Sein Vater hat ihn angelogen! Seine Mutter ist gar nicht tot! Aber warum ist sie nie zurückgekommen, um ihren Sohn zu sehen? Sie lebt jetzt mit Mr Shears zusammen, erfährt er aus dem, was sie schreibt, und hat Chris Geschenke geschickt. Keines davon hat Chris erhalten. Als sein Vater nach Hause kommt und – nach einem Zusammenbruch seines Sohnes – gesteht, ihn belogen zu haben, erfährt Chris auch, wer Wellington auf dem Gewissen hat. Der Fall mag gelöst sein, doch nun gilt es, ein viel größeres Geheimnis zu lüften: Was ist aus Christophers Mutter geworden? Er beschließt, sie in London zu besuchen.

Es wird eine Odyssee des Schreckens…

Mein Eindruck

Die Story mag so manchen Leser an „Oliver Twist“ erinnern, der in die große Stadt kommt und dort eine Lektion in Überleben erhält. Doch würde lediglich die zweite Hälfte des Romans betreffen, während die Phase der Ermittlungen doch die erste Hälfte ausmacht. Obwohl sich Chris redlich bemüht, seinem großen Vorbild Sherlock Holmes nachzueifern, gelingt ihm nur eine tragikomische Parodie einer detektivischen Ermittlung.

Der Held als junger Hund

Chris kennt „Der Hund der Baskervilles“ auswendig und erklärt die Story haarklein. Es wird dem einfühlsamen leser klar, dass er sich mit dem Hund identifiziert: Der Hund ist unschuldiges Instrument eines bösen Herren, wird aber trotzdem als erstes bestraft – ist das vielleicht gerecht? Später file mir immer wieder auf, dass Chris die unverständigen Menschen, die ihn verkennen, anbellt, als wäre er ein Hund. Die Identifikation mit einem Hund geht also recht weit, ist fast schon kafkaesk. Das würde Stoff für eine tiefergehende Deutung liefern, die ich mir aber hier verkneife.

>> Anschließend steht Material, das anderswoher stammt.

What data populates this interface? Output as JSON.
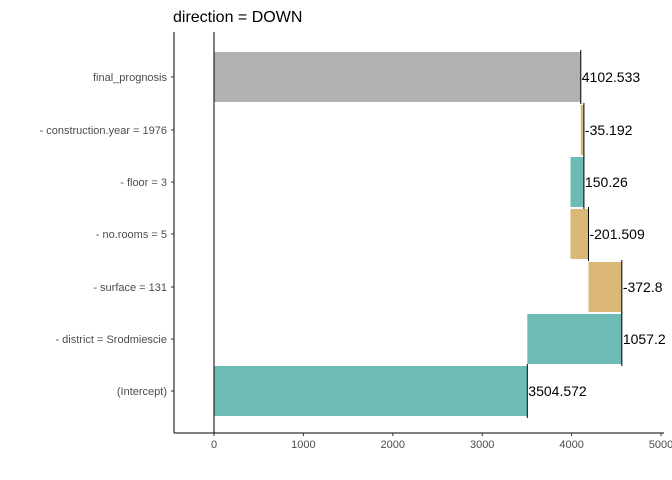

Chris ist ein tragikomischer Held, und auf diese Weise geht uns sein Schicksal zu Herzen. Wenn wir glauben, wir könnten ebenso gut ermitteln wie Holmes & Watson, so stellt sich für ihn selbst diese Selbsttäuschung als bitterer Fehlschlag heraus. Ja, die Tragik seines Schicksals verlangt es, dass er wie Ödipus, der seinen Vater rächen will, genau denjenigen als Täter ermittelt, der ihm geschworen hat, er würde ihn nie anlügen und ihm immer helfen.

Der Held als Ödipus

Wie Ödipus trifft Christopher Entscheidungen, die kein Wenn und Aber kennen, denn er kann nicht lügen und auch nicht betrügen. Da sein Vater ihn verraten hat, erfüllt Angst das Herz des Autisten, und der einzige Mensch, der ihm nun auf Erden noch bleibt, ist seine Mutter. Die Folgen sind verheerend: Die eh nur virtuell vorhandene Familie fällt komplett auseinander (Ödipus schlief unwissentlich mit seiner Mutter und tötete deren Lover, nach Erkennen der Wahrheit tötete er sie und blendete sich).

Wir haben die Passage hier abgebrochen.